Member of the Virginia House of Delegates from the 2nd district
- In office January 13, 2016 – January 10, 2018
- Preceded by: Michael Futrell
- Succeeded by: Jennifer Carroll Foy
- In office January 11, 2012 – January 8, 2014
- Preceded by: Bud Phillips
- Succeeded by: Michael Futrell

Personal details
- Born: Leon Mark Dudenhefer September 25, 1952 (age 73) Metairie, Louisiana, U.S.
- Party: Republican
- Spouse: LaVera Kay Brooks
- Children: Christian Dudenhefer, Rebecca Craven, Emily Dudenhefer (deceased)
- Alma mater: Louisiana State University Tulane University University of Phoenix
- Occupation: Consultant
- Website: va02.com

Military service
- Allegiance: United States
- Branch/service: United States Marine Corps
- Years of service: 1974–2004
- Rank: Colonel

= Mark Dudenhefer =

American politician (born 1952)

Leon Mark Dudenhefer (born September 25, 1952) is an American politician. A Republican, he was elected to the Virginia House of Delegates in 2011. He represented the 2nd district, made up of parts of Prince William and Stafford counties in Northern Virginia. Previously, he served 2005-2011 on the Stafford County Board of Supervisors, representing the Garrisonville district. After deciding not to seek re-election to the House of Delegates in 2017, he decided to run for the Stafford County Board of Supervisors again, and was elected by a margin of 12 votes.

==Education and family==
Dudenhefer received a B.S. degree in Economics from the Louisiana State University in 1974. That same year, he enlisted in the United States Marine Corps. He served in the Corps until 2004, rising to the rank of colonel. He also received an M.B.A. degree from Tulane University and a Master's degree in Computer Information Systems from the University of Phoenix.

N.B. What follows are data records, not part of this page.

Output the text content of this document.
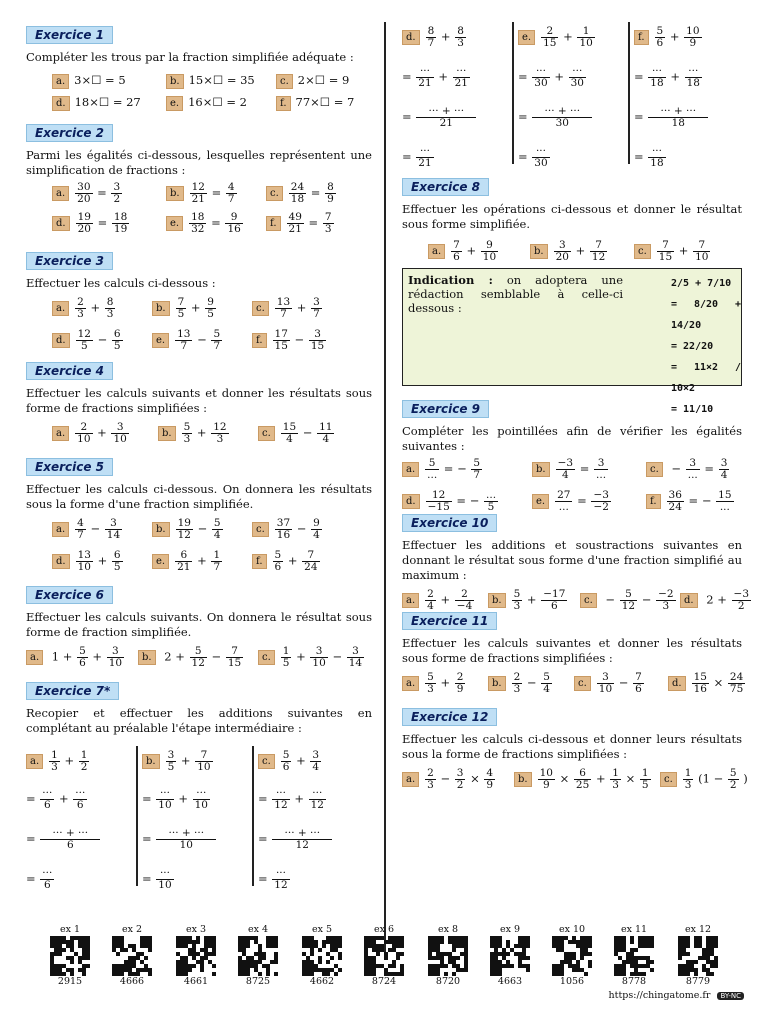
Exercice 1
Compléter les trous par la fraction simplifiée adéquate :
a. 3×☐ = 5	b. 15×☐ = 35	c. 2×☐ = 9
d. 18×☐ = 27	e. 16×☐ = 2	f. 77×☐ = 7
Exercice 2
Parmi les égalités ci-dessous, lesquelles représentent une simplification de fractions :
a. $\frac{30}{20} = \frac{3}{2}$	b. $\frac{12}{21} = \frac{4}{7}$	c. $\frac{24}{18} = \frac{8}{9}$
d. $\frac{19}{20} = \frac{18}{19}$	e. $\frac{18}{32} = \frac{9}{16}$	f. $\frac{49}{21} = \frac{7}{3}$
Exercice 3
Effectuer les calculs ci-dessous :
a. $\frac{2}{3} + \frac{8}{3}$	b. $\frac{7}{5} + \frac{9}{5}$	c. $\frac{13}{7} + \frac{3}{7}$
d. $\frac{12}{5} - \frac{6}{5}$	e. $\frac{13}{7} - \frac{5}{7}$	f. $\frac{17}{15} - \frac{3}{15}$
Exercice 4
Effectuer les calculs suivants et donner les résultats sous forme de fractions simplifiées :
a. $\frac{2}{10} + \frac{3}{10}$	b. $\frac{5}{3} + \frac{12}{3}$	c. $\frac{15}{4} - \frac{11}{4}$
Exercice 5
Effectuer les calculs ci-dessous. On donnera les résultats sous la forme d'une fraction simplifiée.
a. $\frac{4}{7} - \frac{3}{14}$	b. $\frac{19}{12} - \frac{5}{4}$	c. $\frac{37}{16} - \frac{9}{4}$
d. $\frac{13}{10} + \frac{6}{5}$	e. $\frac{6}{21} + \frac{1}{7}$	f. $\frac{5}{6} + \frac{7}{24}$
Exercice 6
Effectuer les calculs suivants. On donnera le résultat sous forme de fraction simplifiée.
a. $1 + \frac{5}{6} + \frac{3}{10}$	b. $2 + \frac{5}{12} - \frac{7}{15}$	c. $\frac{1}{5} + \frac{3}{10} - \frac{3}{14}$
Exercice 7*
Recopier et effectuer les additions suivantes en complétant au préalable l'étape intermédiaire :
a. $\frac{1}{3} + \frac{1}{2}$
= $\frac{\cdot\cdot\cdot}{6} + \frac{\cdot\cdot\cdot}{6}$
= $\frac{\cdot\cdot\cdot + \cdot\cdot\cdot}{6}$
= $\frac{\cdot\cdot\cdot}{6}$
b. $\frac{3}{5} + \frac{7}{10}$
= $\frac{\cdot\cdot\cdot}{10} + \frac{\cdot\cdot\cdot}{10}$
= $\frac{\cdot\cdot\cdot + \cdot\cdot\cdot}{10}$
= $\frac{\cdot\cdot\cdot}{10}$
c. $\frac{5}{6} + \frac{3}{4}$
= $\frac{\cdot\cdot\cdot}{12} + \frac{\cdot\cdot\cdot}{12}$
= $\frac{\cdot\cdot\cdot + \cdot\cdot\cdot}{12}$
= $\frac{\cdot\cdot\cdot}{12}$
d. $\frac{8}{7} + \frac{8}{3}$
= $\frac{\cdot\cdot\cdot}{21} + \frac{\cdot\cdot\cdot}{21}$
= $\frac{\cdot\cdot\cdot + \cdot\cdot\cdot}{21}$
= $\frac{\cdot\cdot\cdot}{21}$
e. $\frac{2}{15} + \frac{1}{10}$
= $\frac{\cdot\cdot\cdot}{30} + \frac{\cdot\cdot\cdot}{30}$
= $\frac{\cdot\cdot\cdot + \cdot\cdot\cdot}{30}$
= $\frac{\cdot\cdot\cdot}{30}$
f. $\frac{5}{6} + \frac{10}{9}$
= $\frac{\cdot\cdot\cdot}{18} + \frac{\cdot\cdot\cdot}{18}$
= $\frac{\cdot\cdot\cdot + \cdot\cdot\cdot}{18}$
= $\frac{\cdot\cdot\cdot}{18}$
Exercice 8
Effectuer les opérations ci-dessous et donner le résultat sous forme simplifiée.
a. $\frac{7}{6} + \frac{9}{10}$	b. $\frac{3}{20} + \frac{7}{12}$	c. $\frac{7}{15} + \frac{7}{10}$
Indication : on adoptera une rédaction semblable à celle-ci dessous :
2/5 + 7/10
= 8/20 + 14/20
= 22/20
= 11×2 / 10×2
= 11/10
Exercice 9
Compléter les pointillées afin de vérifier les égalités suivantes :
a. $\frac{5}{...}$ = − $\frac{5}{7}$	b. $\frac{-3}{4} = \frac{3}{...}$	c. − $\frac{3}{...} = \frac{3}{4}$
d. $\frac{12}{-15}$ = − $\frac{...}{5}$	e. $\frac{27}{...} = \frac{-3}{-2}$	f. $\frac{36}{24}$ = − $\frac{15}{...}$
Exercice 10
Effectuer les additions et soustractions suivantes en donnant le résultat sous forme d'une fraction simplifié au maximum :
a. $\frac{2}{4} + \frac{2}{-4}$	b. $\frac{5}{3} + \frac{-17}{6}$	c. − $\frac{5}{12} - \frac{-2}{3} d$. $2 + \frac{-3}{2}$
Exercice 11
Effectuer les calculs suivantes et donner les résultats sous forme de fractions simplifiées :
a. $\frac{5}{3} + \frac{2}{9}$	b. $\frac{2}{3} - \frac{5}{4}$	c. $\frac{3}{10} - \frac{7}{6}$	d. $\frac{15}{16} \times \frac{24}{75}$
Exercice 12
Effectuer les calculs ci-dessous et donner leurs résultats sous la forme de fractions simplifiées :
a. $\frac{2}{3} - \frac{3}{2} \times \frac{4}{9}$	b. $\frac{10}{9} \times \frac{6}{25} + \frac{1}{3} \times \frac{1}{5}$	c. $\frac{1}{3} (1 - \frac{5}{2}$ )
ex 1
2915
ex 2
4666
ex 3
4661
ex 4
8725
ex 5
4662
ex 6
8724
ex 8
8720
ex 9
4663
ex 10
1056
ex 11
8778
ex 12
8779
https://chingatome.fr BY-NC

Dudenhefer married LaVera Kay Brooks; they had three children. One daughter, Emily, died in an automobile accident in 2004.

==Electoral history==

| Date | Election | Candidate | Party | Votes | % |
Virginia House of Delegates, 2nd district
| Nov 8, 2011 | General | L. Mark Dudenhefer | Republican | 5,767 | 56.02 |
| Esteban Garces | Democratic | 4,507 | 43.08 |
| Write Ins |  | 20 | 0.19 |
Bud Phillips was redistricted out; seat changed from Democratic to Republican
| Nov 5, 2013 | General | Michael T. Futrell | Democratic | 8,189 | 50.56 |
| L. Mark Dudenhefer | Republican | 7,966 | 49.18 |
| Write Ins |  | 43 | 0.27 |
| Nov 3, 2015 | General | L. Mark Dudenhefer | Republican | 5,839 | 50.43 |
| Joshua L. King | Democratic | 5,714 | 49.35 |
| Write Ins |  | 26 | 0.22 |

==Political career==
Dudenhefer served on the Stafford County Board of Supervisors 2005-2011; he was its chair for two years.

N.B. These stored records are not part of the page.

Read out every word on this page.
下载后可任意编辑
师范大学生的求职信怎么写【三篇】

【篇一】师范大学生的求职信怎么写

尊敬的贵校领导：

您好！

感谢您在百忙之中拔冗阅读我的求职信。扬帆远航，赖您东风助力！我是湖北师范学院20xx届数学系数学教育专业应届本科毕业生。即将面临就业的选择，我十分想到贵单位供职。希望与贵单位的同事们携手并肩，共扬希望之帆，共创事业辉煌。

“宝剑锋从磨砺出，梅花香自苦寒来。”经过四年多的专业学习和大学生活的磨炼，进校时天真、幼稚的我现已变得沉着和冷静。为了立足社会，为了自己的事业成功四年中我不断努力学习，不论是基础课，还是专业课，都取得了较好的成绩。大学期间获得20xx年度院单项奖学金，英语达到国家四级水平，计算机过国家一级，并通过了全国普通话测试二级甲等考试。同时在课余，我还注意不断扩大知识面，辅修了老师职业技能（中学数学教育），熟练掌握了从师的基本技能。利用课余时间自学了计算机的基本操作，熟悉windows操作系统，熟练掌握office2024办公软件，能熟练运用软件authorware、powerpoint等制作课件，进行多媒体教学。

When the 2nd House district was moved to his area by redistricting, Dudenhefer was unopposed as the Republican nominee for the seat. He defeated Democrat Esteban Garces in the general election, 5767-4507.

In November 2013, Dudenhefer was unseated by Democratic candidate for Delegate, Michael Futrell.

In November 2015, Dudenhefer reclaimed the seat he lost in 2013, narrowly winning against Democrat Joshua King.

In January 2017, Dudenhefer announced that he would not seek re-election to the Virginia House of Delegates. The next month, he announced he would run for his old seat on the Stafford County Board of Supervisors against Democratic incumbent Laura Sellers. Dudenhefer narrowly defeated Sellers, winning the election by 12 votes.